James Alison has lectured and taught throughout the U.S., the United Kingdom and Latin America. His books, which include The Joy of Being Wrong, Fragments Catholic and Gay and Raising Abel, are strikingly original in presenting central Christian claims as well as deeply engaged with the Catholic theological tradition. His book Undergoing God will be published this fall. The Century talked to him about sin and violence, and God’s way of overcoming them through the “nonrivalrous” life and death of Jesus.

Your first book was an examination of original sin—not, for most people, a topic connected with joy. But the title of the book is The Joy of Being Wrong. What joy is associated with original sin?

It’s the joy of not having to get things right. The doctrine means that we are all in a mess, no one more or less than anyone else, and we can trust the One who is getting us out of the mess, who starts from where we are. If it were not for the doctrine of original sin, which follows from the resurrection—just as a parting glance at who we used to be follows from seeing ourselves as we are coming to be—we would be left with a religion requiring us to “get it right,” and that is no joy at all.

How does original sin follow from the resurrection?

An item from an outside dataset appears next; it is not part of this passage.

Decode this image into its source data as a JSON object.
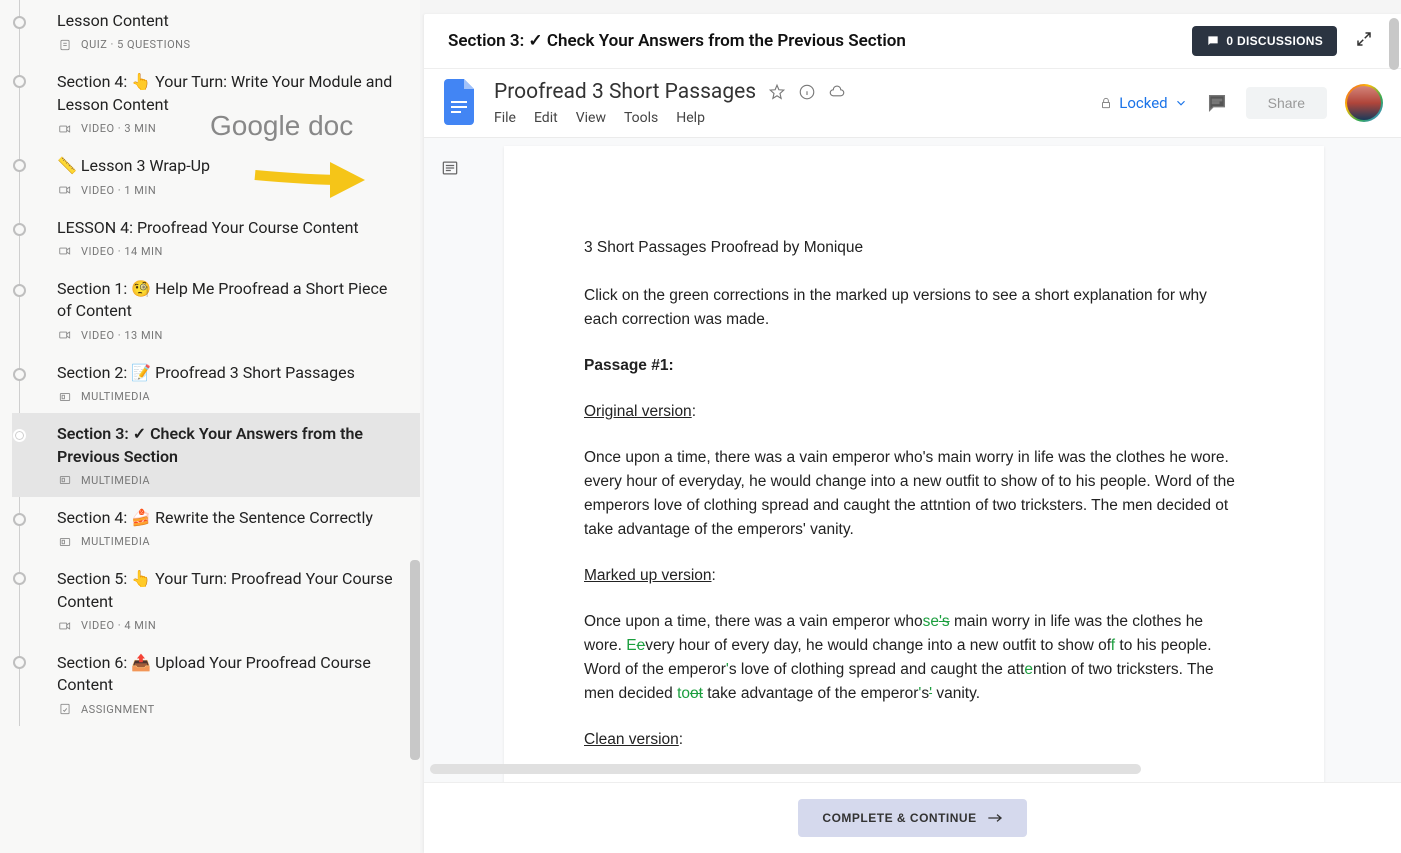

In the resurrection of Jesus we learn definitively that being human is not a “being toward death.” Humans are brought into being for something much more than that, and biological finitude is merely one of the contours proper to this sort of created being—which is to say, one of the contours making it possible for this sort of created being to share in a life and a glory quite beyond our making. In the light of the resurrection we can look back and see how up to then the whole pattern of living had been cast in terms of death and its associated fears.

How does original sin characteristically manifest itself?

It manifests itself as a grasping on to security and identity by depending on death—that of others and oneself—to give one’s life meaning. This can take the form of rushing “heroically” toward death, fleeing from it or brandishing it. There are almost an infinite number of ways of seeking fake security. Typically but mistakenly, we regard this grasping as intrinsic to being human (“it’s human nature”), rather than as a sad distortion of that being.

You’ve thought a good deal about the place of violence in social and religious life and have made use of the work of René Girard on the formative power of violence. Could you state briefly how Girard’s work has been helpful to you as a theologian?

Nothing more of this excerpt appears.